ABSTRACT

Vladislav Surkov is at it again. Surkov, who has seen his prominence wane in recent years after being widely regarded as the Kremlin’s eminence grise during Putin’s first two presidential terms, has recently become front and centre in Russia’s on-going contestation over Ukraine. Surkov was one of the first Russian officials targeted for sanctions by the American government after the 2014 Crimean dispute (US Embassy, 2014). He did not waste the opportunity to demonstrate his particular brand of cultural bricolage. Upon hearing of the American sanctions, Surkov stated, ‘The only things that interest me in the U.S. are Tupac Shakur, Allen Ginsberg and Jackson Pollock. I don’t need a visa to access their work. I lose nothing’ (Pomerantsev, 2014b). Such a statement demonstrates Surkov’s ostensible regime function: pro-

viding readymade sound-bites on Russian culture and geopolitical posturing for Russian public consumption. However, alone such an utterance does not disclose the broader economic function Surkov plays, and has played, in Russian state capitalism. Indeed, while US sanctions might not prevent Surkov from enjoying the products of Shakur, Ginsberg and Pollock, they will prevent him from travelling to the United States and the Massachusetts Institute of Technology to learn about the commercialisation of scientific innovation, like he did prior to the Russian government’s declaration of support for the Skolkovo Innovation Complex in 2010, a private-public partnership for which Surkov was the Russian government’s point person prior to his public spat with a representative of the Russian Investigative Committee (Kramer, 2010; Dolinskiy, 2013). Surkov’s handling of the Skolkovo portfolio was but one of his economic

legacies. While scholars have focused on Surkov’s role in the formation of regime-sanctioned ideology, little attention has been paid to Surkov’s broader economic function within Russia’s state apparatus. As a self-declared public philosopher during the first decade of the 2000s, Surkov developed and propagated the Putin regime’s official narrative of domestic and global affairs. My argument in this chapter is that in addition to preparing the ‘political’ elements of the ‘Putin Project’ – the consolidation of the domestic political

apparatus and Russia’s return to prominence in an emerging multipolar world order – for Russian public consumption, Surkov has also been instrumental in rendering Russian capitalism acceptable through the appeal to Russian cultural motifs.
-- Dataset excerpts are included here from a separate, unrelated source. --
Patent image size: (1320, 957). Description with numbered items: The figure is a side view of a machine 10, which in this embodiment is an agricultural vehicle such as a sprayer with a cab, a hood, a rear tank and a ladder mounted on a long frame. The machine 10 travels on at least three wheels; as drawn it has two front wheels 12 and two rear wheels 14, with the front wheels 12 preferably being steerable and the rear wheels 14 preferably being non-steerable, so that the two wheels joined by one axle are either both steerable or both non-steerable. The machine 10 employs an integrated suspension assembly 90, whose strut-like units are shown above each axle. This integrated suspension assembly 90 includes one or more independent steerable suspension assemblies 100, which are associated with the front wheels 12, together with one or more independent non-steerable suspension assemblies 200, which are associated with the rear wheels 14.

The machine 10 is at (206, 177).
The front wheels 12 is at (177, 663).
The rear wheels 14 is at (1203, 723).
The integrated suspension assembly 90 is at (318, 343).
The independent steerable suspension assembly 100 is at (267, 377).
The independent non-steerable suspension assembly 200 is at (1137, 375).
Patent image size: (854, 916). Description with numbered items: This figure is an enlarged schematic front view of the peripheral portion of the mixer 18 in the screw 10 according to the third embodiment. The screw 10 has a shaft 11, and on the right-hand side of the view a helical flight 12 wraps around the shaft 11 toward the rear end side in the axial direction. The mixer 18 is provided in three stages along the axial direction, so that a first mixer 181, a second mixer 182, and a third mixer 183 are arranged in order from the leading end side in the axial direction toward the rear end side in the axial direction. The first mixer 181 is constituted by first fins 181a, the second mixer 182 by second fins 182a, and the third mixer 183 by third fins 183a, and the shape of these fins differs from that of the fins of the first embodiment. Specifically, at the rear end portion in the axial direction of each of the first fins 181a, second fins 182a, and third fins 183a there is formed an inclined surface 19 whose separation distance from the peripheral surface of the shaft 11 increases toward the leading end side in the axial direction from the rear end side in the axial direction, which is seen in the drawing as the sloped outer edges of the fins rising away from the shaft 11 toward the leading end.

Indeed, Surkov should be viewed as a complex lynchpin in Russia’s Putin-era ‘state capital nexus’ (van Apeldoorn & de Graaf, 2012b), rather than simply contributing to the Kremlin’s attempts at attaining discursive hegemony. Far from merely an exercise in conceptual gymnastics, Surkov’s articulation

of a ‘post-post-Soviet’ – the period encompassed by the Putin era – public political philosophy can be understood within the context of Russia’s transition from state socialism and global superpower to state-guided capitalist power integrating into the capitalist – but multipolar – global political economy. As Surkov reworks themes and motifs associated with Russian culture and civilisation to serve regime imperatives of political economy, he may be considered one of the foremost institutionalised organic intellectuals1 of the Russian state, advocating for the continued modernisation of the Russian political economy by appealing to the Russian public through the language of cultural particularity. This chapter distances its assessment of the Putin regime from the terrain

of cultural essentialism to a reading of culture and civilisation which emphasises the complicatedly co-developing semiotic and extra-semiotic dimensions of official Russia’s stance on contemporary world order. It demonstrates how appeals to Russian uniqueness serve to legitimate Putin’s political and economic projects – including that of economic modernisation (see Chapter 3) – and investigates how Surkov’s thinking contributes to a regime-sanctioned challenge to American universalism by providing a framework for non-Western national development. Its format is as follows. Section 2 surveys recent thinking on ideas and culture in both political economy and Russian studies literature and argues that Surkov’s and the Putin regime’s selective appeal to Russian cultural traits is better understood not as exemplifying essential features of Russian political culture but as securing legitimacy for projects of political economy. This has at times entailed a negation of Russian exceptionalism and at other times its celebration. Section 3 investigates Surkov and the structure of Kremlin ‘political technologies’ in the context of Russia’s rise. Section 4 demonstrates Surkov’s recent trajectory with a focus on his role in managing the Skolkovo Innovation Complex. Section 5 serves as a conclusion.